飲食店をフランチャイズ経営する苫小牧市若草町のフジタコーポレーション(遠藤大輔社長)が、道産食材の販売に力を入れている。新鮮野菜を直売する「あおぞら市場」を週末、同町の100円ショップ「セリア」前で店開き。道産食材を集めて販売する自社サイトも開設し、新型コロナウイルス禍で飲食店が苦戦を強いられる中、「食産業」にマーケットを広げて販路拡大を図る。
あおぞら市場は6月18日から始めた。地場産野菜が旬の秋ごろまで、毎週金・土曜日の午前10時~午後6時、道産野菜や加工品を同店前の仮設テントで販売する。6月は余湖農園(恵庭市)のホウレンソウなど葉物類をはじめ、函館、岩見沢などの農園で作付けする野菜、空知管内のブランド米「雪ごぜん」などが並んだ。フランチャイズ店の中華料理、カツ丼などの弁当を販売するテントも併設する。
同社はコロナ禍で飲食店が打撃を受ける中、ニーズの変化に対応しようと模索。同じくコロナ禍だった昨年5~7月、同店前でフランチャイズ店の弁当をテークアウト用に販売し、人気を集めたことをヒントに、今回のあおぞら市場につなげた。食材の物販を強化することで、農漁業の生産者の所得確保、食品ロス対策に役立てる狙いもある。

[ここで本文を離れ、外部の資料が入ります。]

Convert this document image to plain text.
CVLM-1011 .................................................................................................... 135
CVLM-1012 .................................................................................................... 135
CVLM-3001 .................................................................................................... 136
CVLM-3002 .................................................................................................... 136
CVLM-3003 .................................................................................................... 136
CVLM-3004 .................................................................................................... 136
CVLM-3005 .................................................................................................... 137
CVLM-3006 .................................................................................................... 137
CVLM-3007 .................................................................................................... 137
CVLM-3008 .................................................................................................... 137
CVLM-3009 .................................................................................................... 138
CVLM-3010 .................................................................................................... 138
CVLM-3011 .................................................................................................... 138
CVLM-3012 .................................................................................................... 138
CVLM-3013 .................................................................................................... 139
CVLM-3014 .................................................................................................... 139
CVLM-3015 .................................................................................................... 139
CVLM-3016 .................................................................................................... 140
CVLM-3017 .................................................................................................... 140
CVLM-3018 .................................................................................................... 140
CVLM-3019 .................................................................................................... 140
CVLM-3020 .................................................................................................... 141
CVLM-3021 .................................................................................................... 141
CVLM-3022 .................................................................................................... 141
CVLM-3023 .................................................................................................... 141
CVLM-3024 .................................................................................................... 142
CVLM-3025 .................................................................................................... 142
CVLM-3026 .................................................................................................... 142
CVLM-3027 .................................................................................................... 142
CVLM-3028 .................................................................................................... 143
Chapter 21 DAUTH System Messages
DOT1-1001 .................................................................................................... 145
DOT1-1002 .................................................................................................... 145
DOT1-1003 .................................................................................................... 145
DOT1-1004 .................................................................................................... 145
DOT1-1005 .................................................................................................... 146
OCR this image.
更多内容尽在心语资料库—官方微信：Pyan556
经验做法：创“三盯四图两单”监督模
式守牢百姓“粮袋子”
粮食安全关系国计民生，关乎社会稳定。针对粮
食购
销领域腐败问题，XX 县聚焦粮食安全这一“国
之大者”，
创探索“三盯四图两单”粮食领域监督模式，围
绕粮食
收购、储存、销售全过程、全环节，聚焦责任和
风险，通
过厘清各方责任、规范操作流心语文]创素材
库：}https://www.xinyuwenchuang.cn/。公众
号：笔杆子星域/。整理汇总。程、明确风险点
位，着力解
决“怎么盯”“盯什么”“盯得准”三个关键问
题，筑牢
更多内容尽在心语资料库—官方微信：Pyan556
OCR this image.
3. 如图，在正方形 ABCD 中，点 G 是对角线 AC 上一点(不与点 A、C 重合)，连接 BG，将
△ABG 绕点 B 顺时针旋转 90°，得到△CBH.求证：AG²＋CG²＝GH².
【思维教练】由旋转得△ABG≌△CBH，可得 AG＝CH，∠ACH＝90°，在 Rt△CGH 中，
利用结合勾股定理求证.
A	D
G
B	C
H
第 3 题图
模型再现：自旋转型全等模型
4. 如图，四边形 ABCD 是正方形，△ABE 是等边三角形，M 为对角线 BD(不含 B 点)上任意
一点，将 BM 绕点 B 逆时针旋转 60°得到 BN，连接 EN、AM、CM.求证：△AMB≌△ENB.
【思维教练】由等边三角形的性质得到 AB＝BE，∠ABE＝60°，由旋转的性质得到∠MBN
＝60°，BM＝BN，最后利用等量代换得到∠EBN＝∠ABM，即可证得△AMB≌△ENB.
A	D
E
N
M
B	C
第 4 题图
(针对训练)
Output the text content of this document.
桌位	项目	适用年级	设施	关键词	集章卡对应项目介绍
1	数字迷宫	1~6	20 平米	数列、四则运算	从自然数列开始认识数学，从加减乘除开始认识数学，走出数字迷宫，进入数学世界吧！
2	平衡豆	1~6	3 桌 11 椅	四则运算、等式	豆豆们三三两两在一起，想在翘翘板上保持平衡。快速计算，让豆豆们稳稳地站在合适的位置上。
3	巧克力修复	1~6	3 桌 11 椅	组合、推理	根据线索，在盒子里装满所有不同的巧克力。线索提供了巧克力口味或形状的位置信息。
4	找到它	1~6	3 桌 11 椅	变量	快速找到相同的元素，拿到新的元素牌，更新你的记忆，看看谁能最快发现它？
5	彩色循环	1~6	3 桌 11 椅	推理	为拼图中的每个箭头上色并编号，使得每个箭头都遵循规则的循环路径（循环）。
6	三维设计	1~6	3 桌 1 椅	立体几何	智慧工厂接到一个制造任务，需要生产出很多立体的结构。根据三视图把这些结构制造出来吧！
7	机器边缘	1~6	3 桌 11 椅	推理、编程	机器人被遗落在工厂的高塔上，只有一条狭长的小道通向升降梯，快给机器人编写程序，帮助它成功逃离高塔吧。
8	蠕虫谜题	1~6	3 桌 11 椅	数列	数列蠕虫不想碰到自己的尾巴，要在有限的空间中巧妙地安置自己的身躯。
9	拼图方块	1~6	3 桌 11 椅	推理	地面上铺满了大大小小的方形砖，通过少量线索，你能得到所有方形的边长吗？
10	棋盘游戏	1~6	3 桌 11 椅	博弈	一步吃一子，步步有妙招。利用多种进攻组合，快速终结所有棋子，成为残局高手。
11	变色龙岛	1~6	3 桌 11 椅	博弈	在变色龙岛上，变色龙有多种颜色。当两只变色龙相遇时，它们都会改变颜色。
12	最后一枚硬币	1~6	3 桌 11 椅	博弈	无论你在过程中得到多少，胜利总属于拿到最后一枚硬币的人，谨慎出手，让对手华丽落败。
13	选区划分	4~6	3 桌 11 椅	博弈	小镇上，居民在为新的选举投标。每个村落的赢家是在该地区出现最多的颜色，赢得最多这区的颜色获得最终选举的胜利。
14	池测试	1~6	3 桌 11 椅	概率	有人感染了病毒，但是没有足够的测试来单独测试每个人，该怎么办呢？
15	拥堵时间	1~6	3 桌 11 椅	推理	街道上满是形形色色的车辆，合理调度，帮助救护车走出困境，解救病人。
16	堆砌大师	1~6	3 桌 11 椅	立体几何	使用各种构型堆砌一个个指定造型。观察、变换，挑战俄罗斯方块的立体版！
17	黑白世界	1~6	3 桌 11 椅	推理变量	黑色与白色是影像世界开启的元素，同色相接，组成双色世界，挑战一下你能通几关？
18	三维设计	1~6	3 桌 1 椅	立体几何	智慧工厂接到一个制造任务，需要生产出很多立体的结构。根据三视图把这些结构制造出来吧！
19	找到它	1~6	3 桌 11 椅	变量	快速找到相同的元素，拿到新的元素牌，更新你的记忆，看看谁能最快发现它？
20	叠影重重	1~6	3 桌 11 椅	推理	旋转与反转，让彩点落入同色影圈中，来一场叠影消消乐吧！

4月からはインターネットの自社サイト「北海道大地の食材~美味しいもの市場」も開設。業務提携している白老和牛王国上村牧場(白老町)のステーキ、あづま成吉思汗本舗市原精肉店(厚真町)のジンギスカンなど、えりすぐりの商品をオンライン販売して注目を集めている。
同社広報企画マーケティング部は「緊急事態宣言が解除されても、外食店は先行きが見通せないほど厳しい」と指摘した上で、「食のニーズ構成が変わっても、食のマーケットそのものは変わらないはず。外食から食全体にフィールドを広げたい」と強調している。